Amazon is laying off hundreds of employees in its cloud division
Amazon is laying off hundreds of employees in its cloud division, emails obtained by BI show.
These cuts follow Amazon's elimination of about 160 advertising roles last week.
This downsizing comes after Amazon axed thousands of roles in 2023.
Amazon is laying off hundreds of workers in yet another round of cuts this year.
The latest round of job cuts will impact employees in its cloud division, Amazon Web Services, internal emails seen by Business Insider show.
The cuts will hit sales and marketing workers in addition to the team building tech for its retail stores, the emails said.
"We have made the difficult decision to reduce several hundred roles across specific Sales, Marketing, and Global Services (SMGS) organizations," Matt Garman, the SVP of sales and marketing at AWS, wrote in an email.
In an email to BI, an AWS spokesperson confirmed the job cuts.
"We've identified a few targeted areas of the organization we need to streamline in order to continue focusing our efforts on the key strategic areas that we believe will deliver maximum impact."
"We didn't make these decisions lightly, and we're committed to supporting the employees throughout their transition to new roles in and outside of Amazon.
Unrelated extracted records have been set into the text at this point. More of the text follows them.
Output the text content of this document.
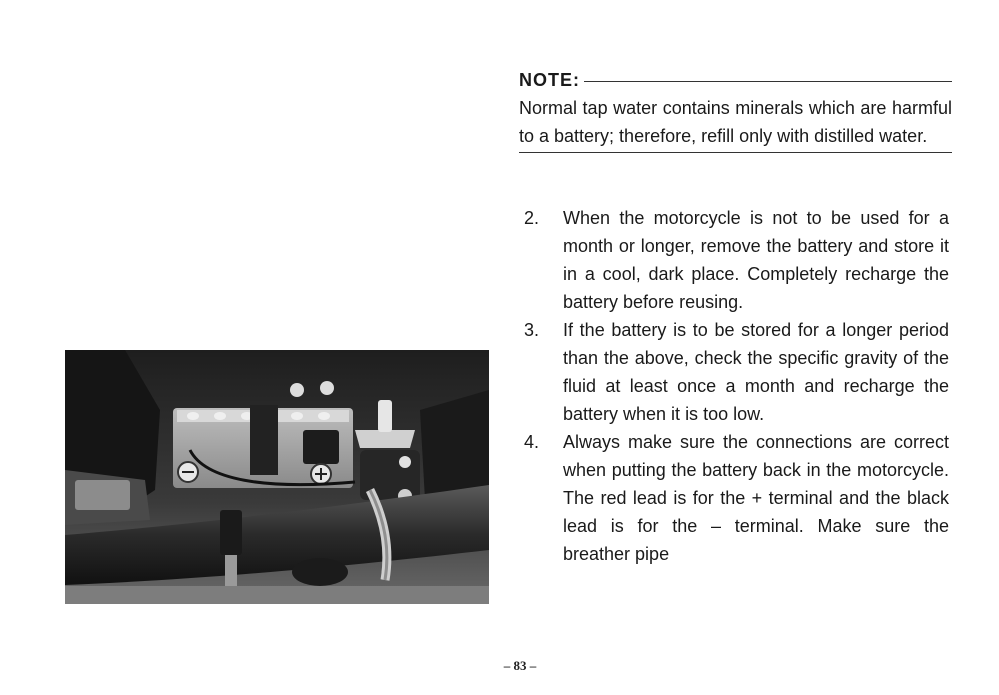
NOTE:
Normal tap water contains minerals which are harmful to a battery; therefore, refill only with distilled water.
2.	When the motorcycle is not to be used for a month or longer, remove the battery and store it in a cool, dark place. Completely recharge the battery before reusing.
3.	If the battery is to be stored for a longer period than the above, check the specific gravity of the fluid at least once a month and recharge the battery when it is too low.
4.	Always make sure the connections are correct when putting the battery back in the motorcycle. The red lead is for the + terminal and the black lead is for the – terminal. Make sure the breather pipe
– 83 –
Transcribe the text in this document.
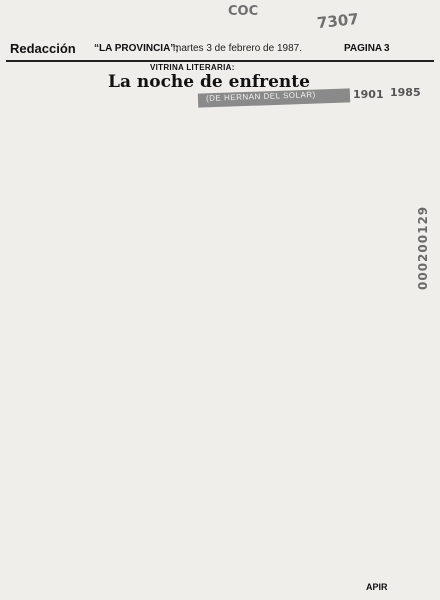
COC	7307
Redacción “LA PROVINCIA”;
martes 3 de febrero de 1987.	PAGINA 3
VITRINA LITERARIA:
La noche de enfrente
(DE HERNAN DEL SOLAR)	1901 1985
000200129
APIR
These decisions are difficult but necessary as we continue to invest, hire, and optimize resources to deliver innovation for our customers," the spokesperson said in a statement.
Geekwire first reported the layoffs on Wednesday.
The AWS workforce reduction follows Tuesday's report that said the company was reducing its "Just Walk Out" technology team.
The job cuts are part of an ongoing mass cost-cutting campaign at Amazon. Last week, the company cut "up to 160 roles" in its advertising unit, Amazon's spokesperson told BI after it obtained an internal email announcing the cuts.
Earlier this year, Amazon also cut hundreds of jobs across its Prime Video and healthcare units.
The latest cuts come after the tech giant axed thousands of roles in 2023.
A recently obtained internal HR document from last year showed Amazon placed more employees on performance-improvement plans while carrying out the mass layoffs.